"By the end of the twentieth century," Australian composer
Percy Grainger is quoted as saying on the back cover of the booklet of this delightful release, "people will be listening to African music ... they'll be dancing to African music ... the Asian gamelan." Pretty prescient! The young Australian group Woof! here presents music from a neglected aspect of
Grainger's output: his music for "tuned percussion," which he defined as glockenspiels, xylophones, and bells, augmented by such related instruments as the celeste, piano, and the instruments of the Javanese and Balinese gamelan orchestras. It was Indonesian music, which
Grainger heard in Paris in 1900, that apparently first inspired his interest in tuned percussion, and he continued to explore it over the years in the U.S., Europe, and his native country.

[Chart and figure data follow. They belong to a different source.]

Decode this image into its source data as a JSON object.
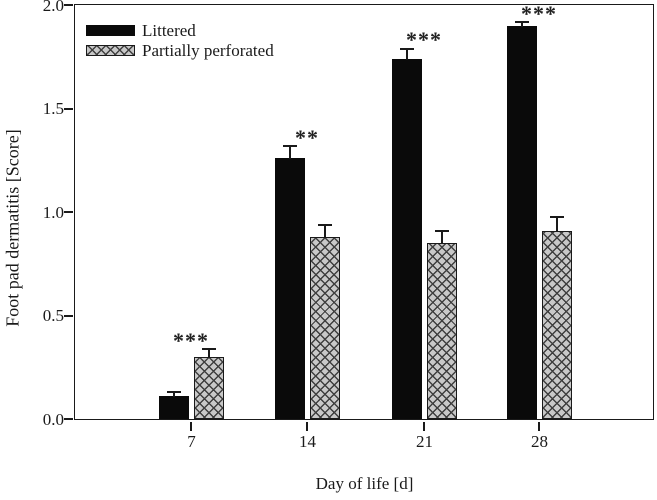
{
  "chart_data": {
    "type": "bar",
    "title": "",
    "xlabel": "Day of life [d]",
    "ylabel": "Foot pad dermatitis [Score]",
    "categories": [
      "7",
      "14",
      "21",
      "28"
    ],
    "series": [
      {
        "name": "Littered",
        "style": "solid",
        "values": [
          0.11,
          1.26,
          1.74,
          1.9
        ],
        "errors_plus": [
          0.02,
          0.06,
          0.05,
          0.02
        ]
      },
      {
        "name": "Partially perforated",
        "style": "hatch",
        "values": [
          0.3,
          0.88,
          0.85,
          0.91
        ],
        "errors_plus": [
          0.04,
          0.06,
          0.06,
          0.07
        ]
      }
    ],
    "significance_labels": [
      "***",
      "**",
      "***",
      "***"
    ],
    "ylim": [
      0.0,
      2.0
    ],
    "yticks": [
      "0.0",
      "0.5",
      "1.0",
      "1.5",
      "2.0"
    ],
    "grid": false,
    "legend_position": "top-left",
    "colors": {
      "littered_fill": "#0a0a0a",
      "perforated_fill": "#c8c8c8",
      "hatch_line": "#3f3f3f",
      "axis": "#1a1a1a",
      "background": "#ffffff"
    }
  }
}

He performed and lectured on this music but never published it. The mixture of pieces will generally be familiar to
Grainger fans: there are arrangements of folk songs and original pieces that draw on Anglo folk idioms in the composer's unique way.
Grainger also arranged classical compositions by Bach,
Ravel, and
Debussy for percussion ensemble, and these are very interesting: they are not simply novelty arrangements but abstractions of the percussive aspect of the pieces involved. Also intriguing are a couple of arrangements of Indonesian pieces, using gamelan instruments, and one odd work of indeterminate ethnic origin entitled Bahariyale V. Palaniyandi (track 10). These were notated by
Grainger from recordings, not directly from performances, and in the Indonesian cases something gets lost in translation, but the enterprise was pioneering for its time. The uses of all this music for student percussion groups would seem to be endless, and it seems a shame that it has remained buried for so long. It's also a great deal of fun. Kudos to Woof! for exploring it.